U.S. Government Crypto Regulation Increases
The growing enthusiasm of governments is evident in the number of bills that have been introduced by the US government. Between January 2019 and now, the US Congress has introduced 40 cryptocurrency and blockchain bills. Only two of these have become law, but the pace is remarkable. The US has started to address the concerns that it is falling behind.
The majority of these bills have to do with enforcing consumer protection and KYC/AML standards. Several entities, most notably derivatives platform BitMEX, are facing investigation for an alleged lack of KYC/AML standards.
While cryptocurrency supporters may have reservations for CBDCs and specific cases, the overall approach by authorities is improving. That cannot be denied, for if cryptocurrencies are to enter mass usage, it must be standardized and regulated. The larger market must feel secure about investing in a burgeoning asset class.

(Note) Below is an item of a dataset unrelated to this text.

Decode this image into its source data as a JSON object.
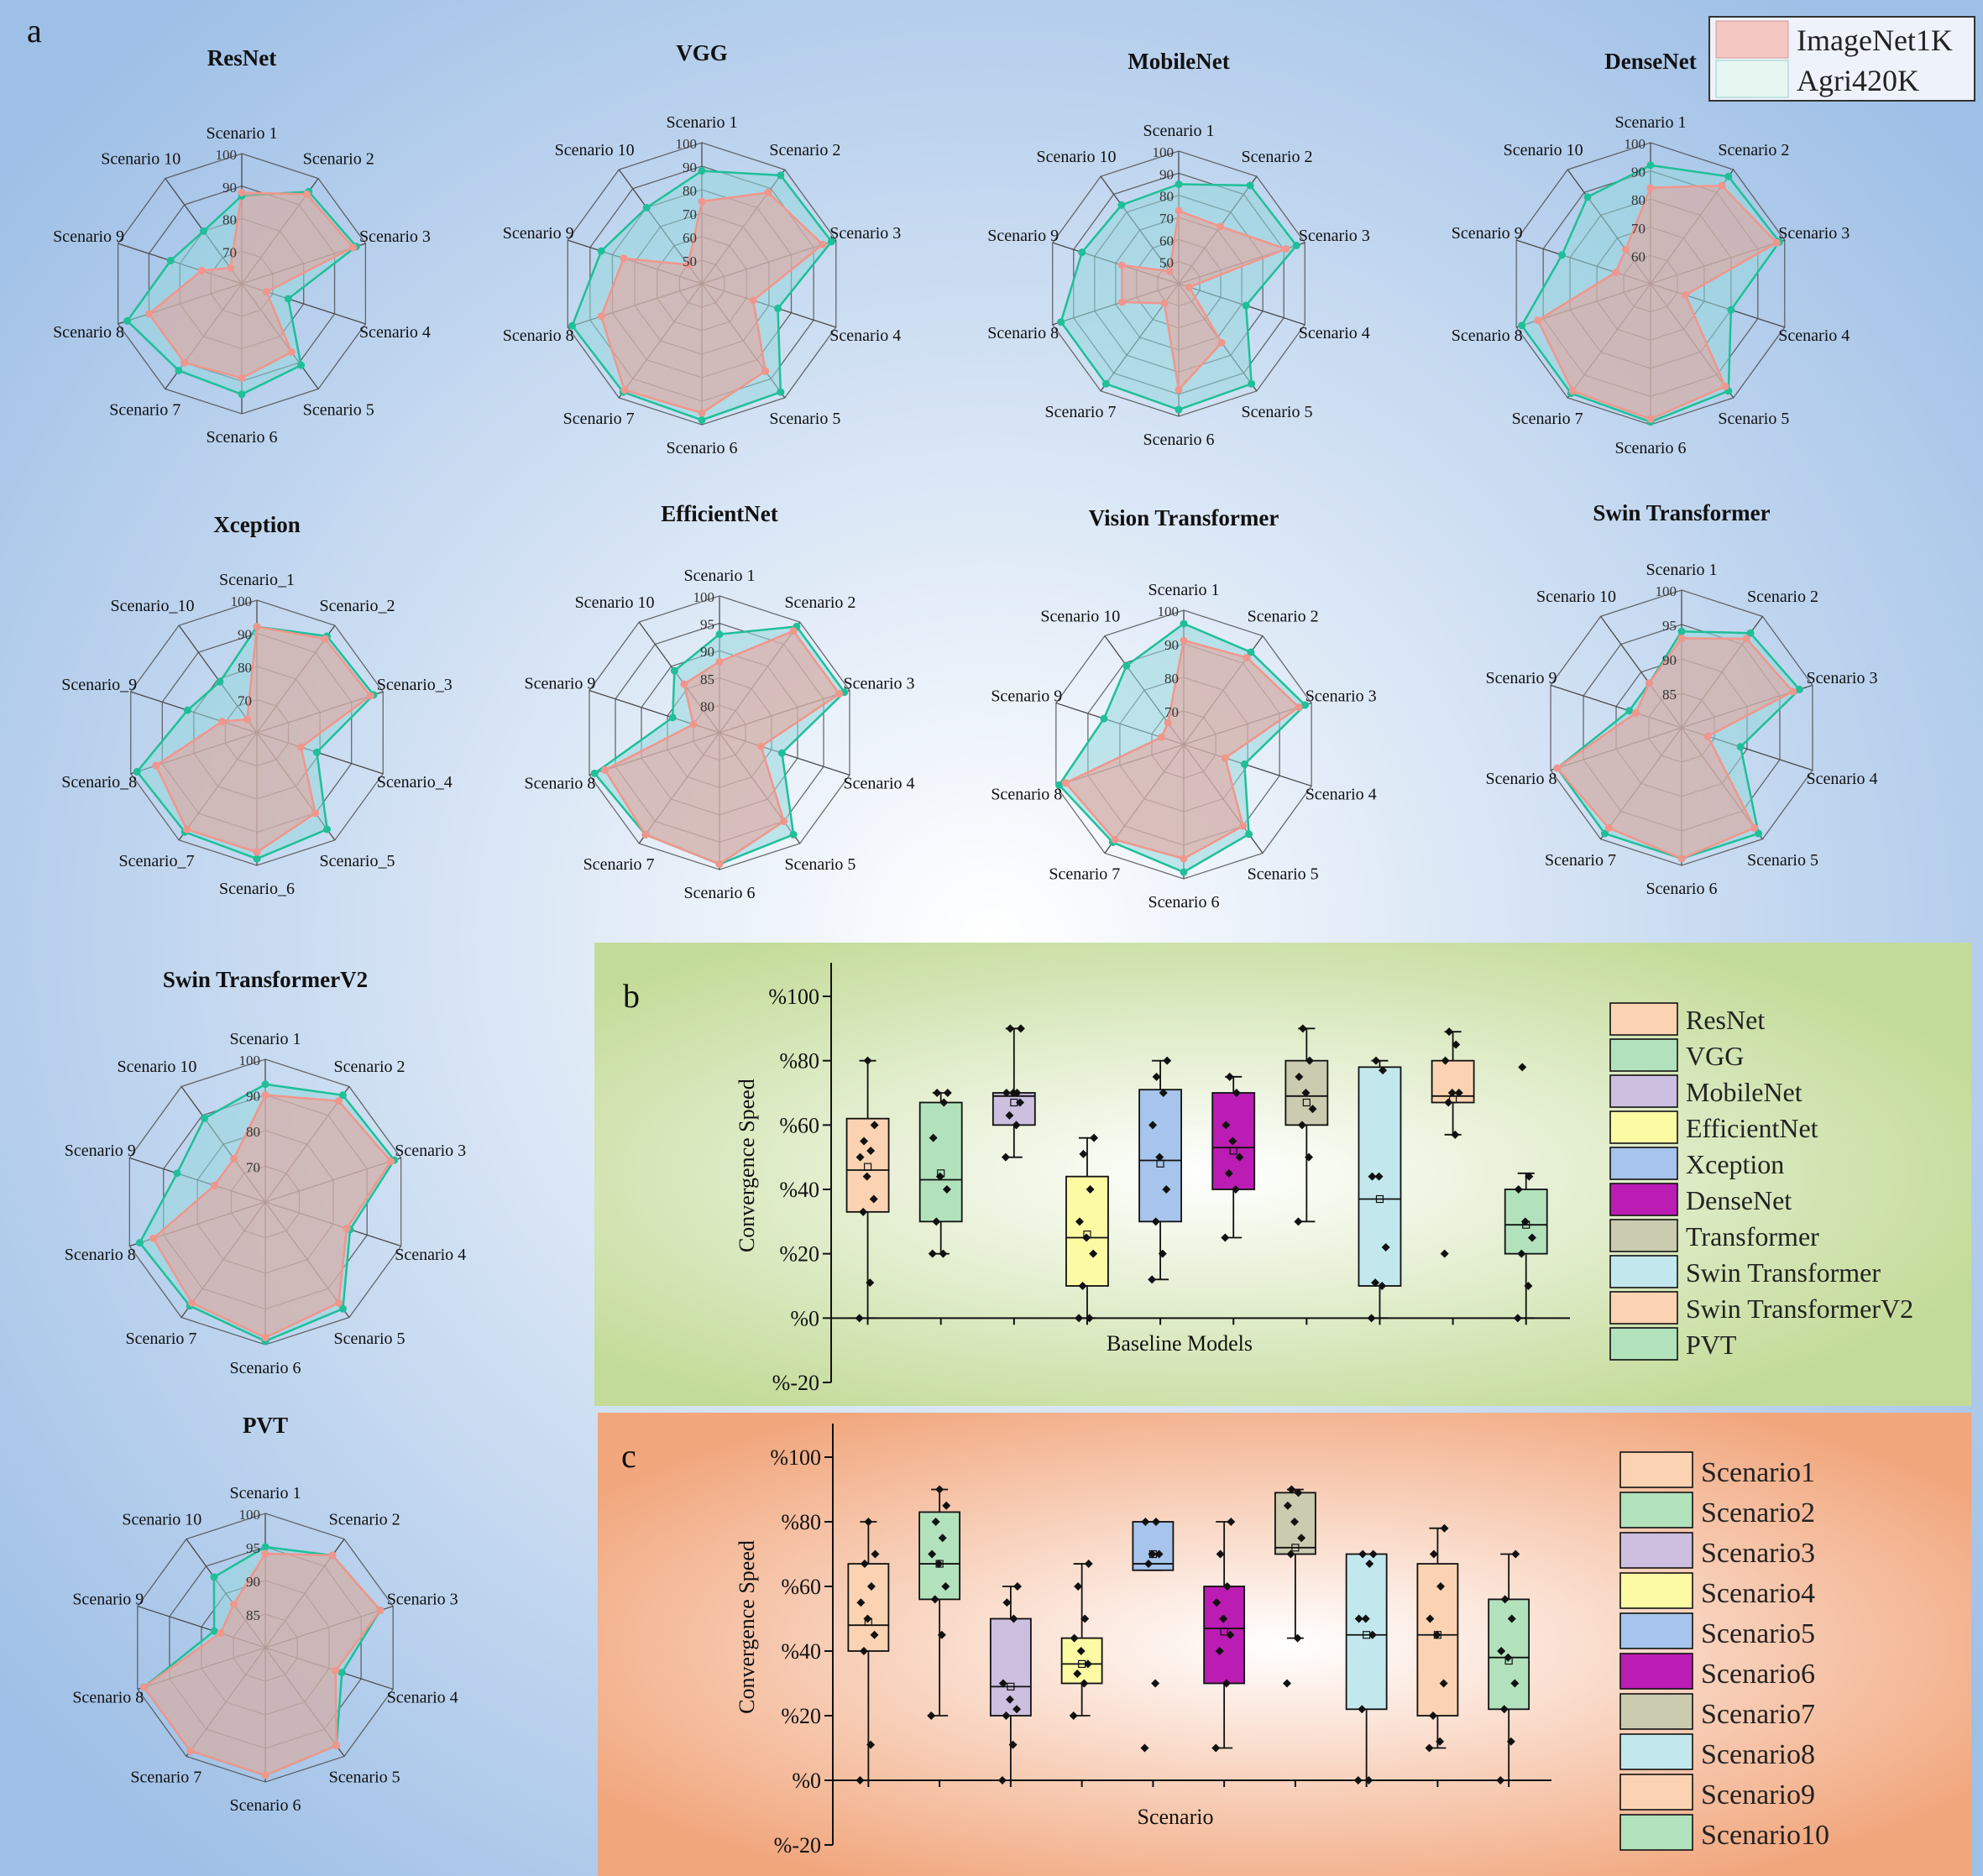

Where Will Regulation Take Us?
So what can on-the-fence investors and current investors expect in the near future? For one thing, there is going to be an inevitable ramping up of market scrutiny. Authorities will be speeding up their examination of entities like exchanges.
On their part, exchanges will make doubly sure that they do not cross authorities. Additionally, as is already the case with Coinbase, exchanges will be careful about jurisdiction. US authorities are already seeking to investigate entities that are located internationally but have customers in the country.
Taxation will also be an important focus, but this is already being looked into. Several blockchain software companies offer both users and authorities tools for tax reporting. On a wide scale, however, it will be some time before taxation becomes standardized.
On the other hand, privacy coins will almost certainly be a pain point for governments. The IRS has awarded grants to companies to help break the privacy protocol of Monero. Whether this happens, and whether the market finds a way around it, is open to debate.
Governments have also been looking into central bank digital currencies (CBDCs) with increasing keenness. This is almost a given, with some of the world’s biggest economies already well into pilot programs.
China is the most notable example, and other countries are worried that it may take the lead in the race. Reports are that Japan and the United States are also putting a lot of effort into it, but there are definitive dates. Smaller economies like Estonia are also looking into the matter.
Where does the market stand as we head into 2021? On almost every front, it appears good. The increased regulation implies that the governments are taking note of the growth of cryptocurrencies. So far, regulation has not been draconian.
The market itself also bodes well, as it cannot live in a bubble and requires a bridge with traditional markets. The first few years of this decade will set the foundation for the asset class. So long as lawmakers take a reasonable approach to regulation, the market will flourish.